Kekerasan meletus di Port Moresby pada Rabu malam setelah sekelompok tentara, petugas polisi dan pegawai negeri sipil (PNS) penjaga penjara melancarkan protes atas pemotongan gaji mereka yang tidak dapat dijelaskan. Dalam beberapa jam, kerusuhan juga menyebar ke kota Lae, sekitar 300 kilometer (186 mil) di utara ibu kota.
“Hari ini kami menyerukan keadaan darurat selama 14 hari di ibu kota negara kami,” kata Marape dikutip AFP Jumat (12/1/2024).
“Lebih dari 1.000 tentara disiagakan untuk mengatasi segala situasi yang mungkin timbul di masa depan”, katanya.Selain 15 orang tewas, rumah sakit terbesar di Port Moresby dilaporkan merawat 25 orang yang menderita luka tembak. Dilaporkan pula enam orang mengalami luka akibat pisau semak.
Kedutaan Besar AS di Port Moresby mengatakan, tembakan terjadi di dekat kompleks kedutaan ketika polisi berusaha membubarkan kelompok penjarah. Kerumunan yang lebih kecil berkumpul sebelumnya di luar kantor PM di Port Moresby, merobek gerbang keamanan dan membakar mobil polisi yang diparkir.
Di sisi lain, China mengajukan keluhan kepada pemerintah Papua Nugini. Ini menyusul laporan bahwa para perusuh menargetkan bisnis milik Tiongkok.
Kementerian luar negerinya mengatakan dua warga negara China bahkan cedera. Mereka terluka ringan dalam kekerasan tersebut.
“Kami mengingatkan warga negara China di untuk memperhatikan perubahan situasi keamanan di lapangan,” kata juru bicara kementerian Mao Ning memberi peringatan.
Papua Nugini termasuk negara miskin.
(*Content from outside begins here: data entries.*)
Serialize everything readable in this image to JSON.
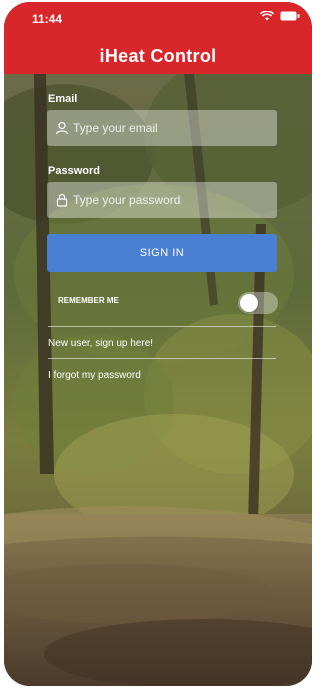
{
  "status_bar": {
    "time": "11:44",
    "icons": [
      "wifi-icon",
      "battery-icon"
    ]
  },
  "header": {
    "title": "iHeat Control",
    "color": "#d9262a"
  },
  "form": {
    "email": {
      "label": "Email",
      "placeholder": "Type your email",
      "value": "",
      "icon": "user-icon"
    },
    "password": {
      "label": "Password",
      "placeholder": "Type your password",
      "value": "",
      "icon": "lock-icon"
    },
    "sign_in_label": "SIGN IN",
    "sign_in_color": "#4a7fd4",
    "remember_me_label": "REMEMBER ME",
    "remember_me_on": false,
    "signup_link": "New user, sign up here!",
    "forgot_link": "I forgot my password"
  }
}
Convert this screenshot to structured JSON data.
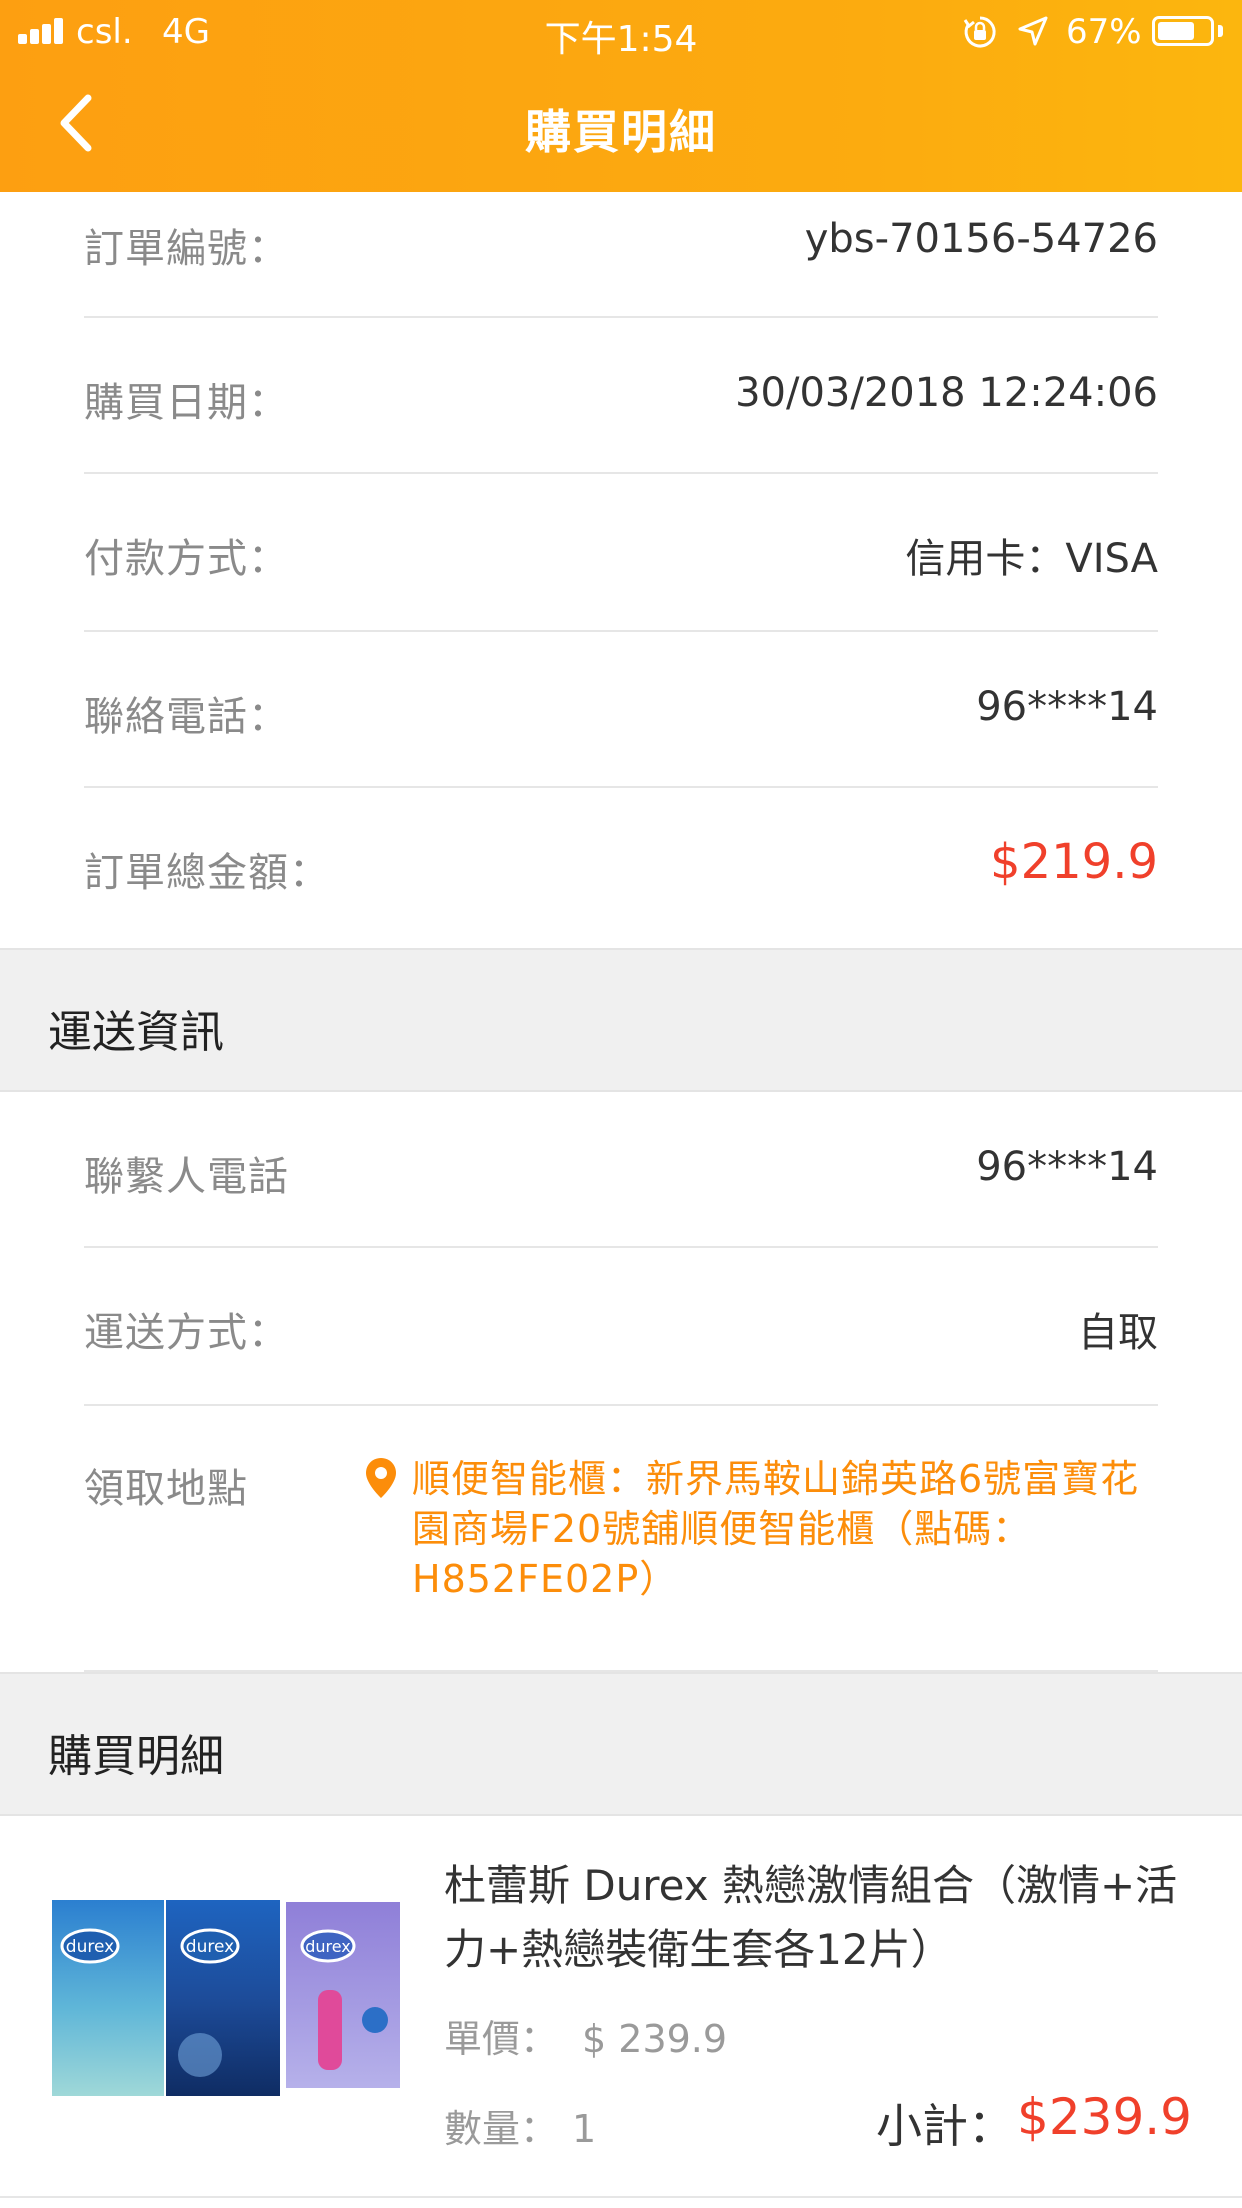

Negara itu juga memiliki tingkat kejahatan yang tinggi.
Meskipun negara ini kaya akan cadangan gas, emas dan mineral, menurut data laman yang sama, kelompok hak asasi manusia memperkirakan bahwa hampir 40% dari sembilan juta penduduknya masih hidup di bawah garis kemiskinan.
Australia baru-baru ini menandatangani perjanjian keamanan dengan Papua Nugini, berjanji untuk membantu pasukan polisi memerangi perdagangan senjata, penyelundupan narkoba, dan kekerasan suku.
“Kami terus mendesak ketenangan di masa sulit ini,” kata PM Australia Anthony Albanese.